Like everything my oldest brother says, there was merit. And little room for argument. Or sentimentality. And my mother, with her sixteen years of experience parenting adult children, folded her arms across her chest and decided that she would not pick this battle.
Two muffled pops and the porcupine was dead, a still and spiny little heap. I held our hysterical neighbor dog by the collar (he wanted nothing more than a face full of quills) while JR rolled the body into a laundry basket, walked over to my parents’ burn barrel and lowered the porcupine, basket and all, into the cold ashes.
“Well,” he said, “gotta go.” He loaded his family into their car and headed home. The family farm had been saved from unwanted incisors, and he other irons in the fire.
Which is how the Great Porcupine Cremation of 2009 fell to me.
I’d like to say, for the record, that this was my first ever cremation attempt. Here was what I knew going into it:
1. The human body is 80% water – I apply the same percentage to quilled rodents
2. The porcupine has been dead (by this time) for two days. Rigor mortis is sure to have set in. And it will probably have glassy open eyes. And its tongue might be hanging out like it was on a dead squirrel I saw once.
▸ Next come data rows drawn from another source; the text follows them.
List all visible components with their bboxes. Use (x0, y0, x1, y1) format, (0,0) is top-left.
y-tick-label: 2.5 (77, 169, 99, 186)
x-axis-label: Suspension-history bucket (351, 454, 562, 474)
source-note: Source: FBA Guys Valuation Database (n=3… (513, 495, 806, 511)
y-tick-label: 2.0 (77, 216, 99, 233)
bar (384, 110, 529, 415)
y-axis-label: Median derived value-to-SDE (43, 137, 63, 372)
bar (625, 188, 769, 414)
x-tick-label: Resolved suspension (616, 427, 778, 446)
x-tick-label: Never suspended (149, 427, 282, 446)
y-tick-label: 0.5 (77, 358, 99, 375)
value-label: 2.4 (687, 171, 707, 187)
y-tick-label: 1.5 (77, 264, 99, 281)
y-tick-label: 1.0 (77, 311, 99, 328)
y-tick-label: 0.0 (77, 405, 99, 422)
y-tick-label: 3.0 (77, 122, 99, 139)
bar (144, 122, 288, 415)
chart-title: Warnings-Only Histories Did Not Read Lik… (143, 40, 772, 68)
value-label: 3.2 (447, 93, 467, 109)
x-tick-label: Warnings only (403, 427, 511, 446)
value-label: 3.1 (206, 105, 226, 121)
3. Mom wants her laundry basket back before the cremation commences.
And here are the steps to cremating a porcupine, should you ever be called upon to do so:
Step One: Dump porcupine (hereafter referred to as P) out of laundry basket, into burn barrel.
P appears intact – tongue still contained in mouth; eyes, as hypothesized, glassy; quills white and gray; claws curled into tiny fists to protest the world’s injustices, which have hit him rather hard of late.
Step Two: Start fire by pouring half a cup of gasoline on P and several pieces of pressure-treated junk wood. Watch for nails. Also, as I was told later by JR, watch for explosions from trying to start a fire with gasoline (no explosions noted).
P a bit singed, but was still primarily intact given that the fire was mostly happening above him.
Step Three: Build a bigger fire by throwing all manner of junk wood into barrel until flames are taller than you. Pause to find work gloves. Have a glass of iced tea as you wait for inferno to die down enough to check on P.
P appears slightly more singed, however quills are still intact and glassy eyes still accusatory. At abdomen, P has split open to reveal a ballooning large intestine, color: green.
Step Four: Staying well away from the mouth of the barrel to avoid possible large intestine explosion shrapnel, obtain a large stick or board and attempt to lever P up from its position at the bottom of the fire to the top, without actually pushing him over the edge and on to the ground. The idea being to create a sort of funeral pyre for P in manner of King Arthur or that one crazy king in the Lord of the Rings Trilogy. Or a Jedi warrior.
P starting to look charred now – no sign of quills. Lots of sizzling as body fluids are released. Skin breaks apart revealing pink flesh underneath. Pervading smell: banana candy.
Step Five: Continue in this manner for…I don’t know, two hours? Add wood, and stir P to the top. Add wood and stir P to the top.
P has lost his tail. His lower organs are also gone, but his lungs are hanging in there like little troopers.
Step Six: Now it’s time for dinner. Get some good pieces of wood (none of that plywood crap) and rebuild your pyre, capping it off with P and then the little grate lid that goes on the barrel. Go inside and wash your hands. Eat rotisserie chicken.
P looks disturbingly similar to rotisserie chicken.
Step Seven: After you have eaten, go check on P. He will look just the same as when you left. But wait! Take off the grate! Tap P with stick. He will dissolve into a pile of dust.
Congratulations! You have just cremated a porcupine! Please send a self-addressed stamped envelope to Way to Go Kevin, along with your check or money order for $29.99, so we can we will mail your commemorative porcupine plaque, complete with certificate of authenticity.